Education is the Future of a Peaceful World
Lessons from the Dynamics of the Peace Deal in Colombia
Bullets used to shatter lives were transformed into pens to signal the hope of peace in the world when they appeared in the signing of the peace agreement between the Government of Columbia and the FARC (Revolutionary Armed Forces of Colombia) with this message inscribed in Spanish on the sides: “Bullets wrote our past. Education, our future.”
The entire globe enjoyed this moment in September, which declared the end of the last military conflict in Latin America. The bloody civil war had lasted for more than half a century, starting from 1964, and led to the deaths of 220,000 people and the displacement of 5,000,000, but was now finally at the stage of conflict resolution.
Wearing white clothes that showed their intention of peace, 2,500 people including Ban, Ki Moon, current UN Secretary General, John Kerry, US Secretary of State, and Raul Castro, President of the Council of State of Cuba, participated in this historic event and supported the resolution with great determination.
However, the hope of a picturesque, happy-ending soon soured into frustration and disappointment. The result of Colombia’s referendum was a narrow rejection of the peace deal. The division of public opinion in the country quickly ensued, while the world faced bewilderment at the rejection and has since tried to understand why this happened.
Media coverage now shows some of the major causes for the rejection. First, there was a clear injustice as the peace accord gave great leniency to those in the FARC who violated human rights against citizens. Second, the FARC’s participation in congress with guaranteed seats that was agreed upon as a means of integrating the members back into society was criticized as an undemocratic decision.
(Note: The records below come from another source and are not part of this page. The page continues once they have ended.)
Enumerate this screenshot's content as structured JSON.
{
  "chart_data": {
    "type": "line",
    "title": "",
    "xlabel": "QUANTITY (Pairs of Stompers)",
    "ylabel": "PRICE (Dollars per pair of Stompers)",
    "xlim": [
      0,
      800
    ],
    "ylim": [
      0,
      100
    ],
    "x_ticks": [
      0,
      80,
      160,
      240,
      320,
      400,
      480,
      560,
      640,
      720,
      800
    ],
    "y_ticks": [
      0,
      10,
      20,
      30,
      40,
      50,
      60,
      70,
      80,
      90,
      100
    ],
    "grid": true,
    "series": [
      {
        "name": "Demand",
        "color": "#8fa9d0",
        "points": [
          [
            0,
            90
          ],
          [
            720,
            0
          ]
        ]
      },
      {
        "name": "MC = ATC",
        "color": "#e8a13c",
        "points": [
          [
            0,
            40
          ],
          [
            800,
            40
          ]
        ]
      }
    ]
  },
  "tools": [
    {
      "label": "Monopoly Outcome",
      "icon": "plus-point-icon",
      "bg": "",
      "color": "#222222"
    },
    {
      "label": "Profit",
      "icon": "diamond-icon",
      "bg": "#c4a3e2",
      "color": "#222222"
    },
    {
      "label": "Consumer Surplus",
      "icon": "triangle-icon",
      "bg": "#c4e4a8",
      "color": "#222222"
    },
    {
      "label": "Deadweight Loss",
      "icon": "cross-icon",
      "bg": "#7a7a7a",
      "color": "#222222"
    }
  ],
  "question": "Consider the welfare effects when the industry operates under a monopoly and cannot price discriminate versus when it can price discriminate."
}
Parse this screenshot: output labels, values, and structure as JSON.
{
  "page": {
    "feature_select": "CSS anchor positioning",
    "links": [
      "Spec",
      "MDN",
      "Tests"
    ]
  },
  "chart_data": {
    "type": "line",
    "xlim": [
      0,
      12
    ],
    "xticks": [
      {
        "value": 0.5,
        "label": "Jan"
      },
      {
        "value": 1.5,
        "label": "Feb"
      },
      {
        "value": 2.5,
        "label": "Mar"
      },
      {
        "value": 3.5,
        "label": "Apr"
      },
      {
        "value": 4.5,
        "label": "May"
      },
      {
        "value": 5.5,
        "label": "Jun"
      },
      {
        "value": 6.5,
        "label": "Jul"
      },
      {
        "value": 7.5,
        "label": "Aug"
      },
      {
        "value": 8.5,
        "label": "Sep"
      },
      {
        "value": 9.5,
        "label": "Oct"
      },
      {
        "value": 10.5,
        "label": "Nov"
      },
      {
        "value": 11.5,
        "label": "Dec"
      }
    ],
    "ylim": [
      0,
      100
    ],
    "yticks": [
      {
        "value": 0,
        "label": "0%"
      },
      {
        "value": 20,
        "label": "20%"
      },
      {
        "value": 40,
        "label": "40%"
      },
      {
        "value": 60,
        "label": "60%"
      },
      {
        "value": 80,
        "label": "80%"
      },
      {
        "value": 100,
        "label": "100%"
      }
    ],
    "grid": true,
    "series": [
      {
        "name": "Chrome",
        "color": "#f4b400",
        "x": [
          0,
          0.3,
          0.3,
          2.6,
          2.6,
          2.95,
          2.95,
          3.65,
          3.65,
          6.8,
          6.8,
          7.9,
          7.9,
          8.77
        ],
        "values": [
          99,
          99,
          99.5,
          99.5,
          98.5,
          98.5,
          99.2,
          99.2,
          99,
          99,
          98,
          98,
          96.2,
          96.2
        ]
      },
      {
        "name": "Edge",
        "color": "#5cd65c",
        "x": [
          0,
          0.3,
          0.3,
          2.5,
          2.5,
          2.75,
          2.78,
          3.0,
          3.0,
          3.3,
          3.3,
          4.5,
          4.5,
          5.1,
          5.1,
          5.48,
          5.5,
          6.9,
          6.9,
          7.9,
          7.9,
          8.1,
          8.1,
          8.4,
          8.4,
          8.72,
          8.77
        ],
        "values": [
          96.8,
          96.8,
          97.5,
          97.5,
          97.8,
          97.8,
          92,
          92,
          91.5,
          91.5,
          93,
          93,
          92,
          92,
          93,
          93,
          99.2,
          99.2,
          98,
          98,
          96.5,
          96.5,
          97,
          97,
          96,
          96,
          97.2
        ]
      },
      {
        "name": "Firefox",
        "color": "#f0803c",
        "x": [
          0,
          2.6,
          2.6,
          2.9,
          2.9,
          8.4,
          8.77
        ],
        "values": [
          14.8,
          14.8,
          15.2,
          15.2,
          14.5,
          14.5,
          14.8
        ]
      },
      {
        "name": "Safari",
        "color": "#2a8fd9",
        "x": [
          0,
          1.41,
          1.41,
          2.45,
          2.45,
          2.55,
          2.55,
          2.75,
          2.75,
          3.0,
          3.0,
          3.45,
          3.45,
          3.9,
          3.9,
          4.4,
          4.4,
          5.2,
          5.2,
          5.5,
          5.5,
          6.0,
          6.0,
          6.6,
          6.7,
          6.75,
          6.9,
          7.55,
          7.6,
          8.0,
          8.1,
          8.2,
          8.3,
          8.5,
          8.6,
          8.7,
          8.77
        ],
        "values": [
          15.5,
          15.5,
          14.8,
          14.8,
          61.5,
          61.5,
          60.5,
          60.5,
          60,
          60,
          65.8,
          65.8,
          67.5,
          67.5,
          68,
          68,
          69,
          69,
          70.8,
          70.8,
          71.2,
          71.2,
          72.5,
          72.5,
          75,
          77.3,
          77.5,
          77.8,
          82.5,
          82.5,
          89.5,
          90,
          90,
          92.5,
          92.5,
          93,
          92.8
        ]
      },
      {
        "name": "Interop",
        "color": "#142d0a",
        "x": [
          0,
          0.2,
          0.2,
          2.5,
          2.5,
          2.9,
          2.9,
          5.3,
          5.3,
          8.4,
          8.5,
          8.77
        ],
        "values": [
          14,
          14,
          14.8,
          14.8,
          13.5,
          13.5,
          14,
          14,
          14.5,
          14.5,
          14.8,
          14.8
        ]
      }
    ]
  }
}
Third, according to The Washington Post, adverse weather conditions, such as a hurricane and heavy rain, were partly to blame.
National sentiment also weighed heavily against the peace deal. According to the United States Institute of Peace, the higher education offered to the FARC as a benefit of the peace deal inflicted reverse discrimination against the majority of Colombian citizens since that type of quality education has been unattainable for them.
This calls attention to, and shows the necessity of, the message inscribed on the bullets-turned-pens used in the peace deal. Colombia’s future vision for a world of peace that overcomes the prevalence of war must be founded on education.
The absence of quality education for the majority of Colombians has resulted in controversy over the benefits given to the FARC as a result of the peace deal. Peace in Colombia depends on the extent to which people can gain access to equal opportunities in education, through which students learn the values of a coexistence based on peace in their country. This again demands support from the international community, especially civil society groups.
Colombia is now faced with the responsibility to enhance democracy and the quality of life for its citizens. As the UN Sustainable Development Goals suggest, education has been offered as Colombia’s future, which was symbolized by the pen that had been created from a bullet. In the signing of a new and revised peace deal, the pen reappeared.Now the implementation of the peace deal, with its vision of peace based on education, will be the next step.
HWPL, an international NGO under the United Nations Department of Public Information (UN DPI), has proposed peace education as a global peace project. Based on the Declaration of Peace and Cessation of War (DPCW) created in 2016, which reaffirmed the necessity of global efforts of peacebuilding through a culture of peace, education institutions in many countries including India, the Philippines and Israel have been designated as HWPL Peace Academies to conduct peace education for students and citizens.